The subject matter involved in this controversy is indeed a bagatelle, but the far-reaching effects of the rule laid down transcend the limits of human farsight. In deciding this case, in the same way as when it decided the case of Haw Pia v. China Banking Corporation, supra, this Highest Court of the Republic sits as an international tribunal, because it construes and applies the rules or regulations of the Hague Conventions of 1907. I sincerely believe that the majority decision in this case, as well as in the case of Haw Pia v.

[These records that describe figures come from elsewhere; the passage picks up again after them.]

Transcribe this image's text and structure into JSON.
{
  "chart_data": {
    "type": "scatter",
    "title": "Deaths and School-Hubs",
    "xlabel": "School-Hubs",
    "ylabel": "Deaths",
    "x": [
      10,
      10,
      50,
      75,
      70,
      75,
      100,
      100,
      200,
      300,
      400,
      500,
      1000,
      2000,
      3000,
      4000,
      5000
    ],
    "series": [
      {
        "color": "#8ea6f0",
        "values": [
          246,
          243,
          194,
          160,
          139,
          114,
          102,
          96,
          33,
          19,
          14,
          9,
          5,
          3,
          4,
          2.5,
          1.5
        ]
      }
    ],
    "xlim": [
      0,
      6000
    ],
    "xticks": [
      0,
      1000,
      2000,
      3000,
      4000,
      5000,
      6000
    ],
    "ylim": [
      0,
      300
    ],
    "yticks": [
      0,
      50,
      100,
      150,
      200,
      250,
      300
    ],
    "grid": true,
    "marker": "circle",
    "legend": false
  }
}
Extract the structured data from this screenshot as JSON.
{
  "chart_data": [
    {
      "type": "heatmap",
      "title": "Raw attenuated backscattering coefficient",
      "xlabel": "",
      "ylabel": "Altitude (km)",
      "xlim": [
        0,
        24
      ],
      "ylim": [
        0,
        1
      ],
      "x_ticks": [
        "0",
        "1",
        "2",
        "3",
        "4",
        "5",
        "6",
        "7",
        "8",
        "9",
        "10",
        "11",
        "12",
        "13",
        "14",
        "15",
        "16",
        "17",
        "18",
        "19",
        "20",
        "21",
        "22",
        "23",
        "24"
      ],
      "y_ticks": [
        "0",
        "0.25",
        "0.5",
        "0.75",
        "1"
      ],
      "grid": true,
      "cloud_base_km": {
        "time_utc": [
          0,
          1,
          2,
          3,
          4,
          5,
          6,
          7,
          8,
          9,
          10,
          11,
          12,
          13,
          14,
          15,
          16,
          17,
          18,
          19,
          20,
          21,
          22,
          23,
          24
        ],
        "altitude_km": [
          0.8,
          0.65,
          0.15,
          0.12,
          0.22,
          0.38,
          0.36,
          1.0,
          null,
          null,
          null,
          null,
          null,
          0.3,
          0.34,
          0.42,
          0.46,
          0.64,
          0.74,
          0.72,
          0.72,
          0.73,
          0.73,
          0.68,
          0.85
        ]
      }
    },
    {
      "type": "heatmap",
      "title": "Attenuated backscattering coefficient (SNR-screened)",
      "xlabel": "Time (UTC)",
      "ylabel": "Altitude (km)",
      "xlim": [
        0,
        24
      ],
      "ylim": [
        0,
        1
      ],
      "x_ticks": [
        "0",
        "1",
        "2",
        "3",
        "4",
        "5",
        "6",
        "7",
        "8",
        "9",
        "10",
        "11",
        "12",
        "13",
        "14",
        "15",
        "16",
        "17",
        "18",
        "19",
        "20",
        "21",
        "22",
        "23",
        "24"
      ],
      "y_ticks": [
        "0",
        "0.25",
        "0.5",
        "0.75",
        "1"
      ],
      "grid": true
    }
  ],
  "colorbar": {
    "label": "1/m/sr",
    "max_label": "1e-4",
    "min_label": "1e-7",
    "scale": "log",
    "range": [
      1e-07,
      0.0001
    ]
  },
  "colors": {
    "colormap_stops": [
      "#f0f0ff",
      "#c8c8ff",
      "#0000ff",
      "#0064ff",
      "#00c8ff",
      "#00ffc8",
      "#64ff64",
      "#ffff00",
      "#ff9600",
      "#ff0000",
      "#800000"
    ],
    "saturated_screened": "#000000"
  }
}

China Banking Corporation, supra, has laid down a dangerous rule or precedent — dangerous because it sanctions a violation of the rules or regulations of the Hague Conventions of 1907 — a precedent which may be invoked in the future against the peaceful and law-abiding citizens and inhabitants of this Republic.
For these reasons, I dissent from those two parts of the majority opinion referred to above.
I agree to the reversal of that part of the order appealed from, which directs the Registrar of Deeds in and for the City of Manila to annotate on certificate of title No. 22539 the directive of the Department of Justice set forth in Circular No. 14, series of 1945, in accord with the rule laid down in the case of Lim v. Register of Deeds of Rizal, 1 G.R. No. L-1739, promulgated on 3 February 1949.
I concur in the first part of the above opinion.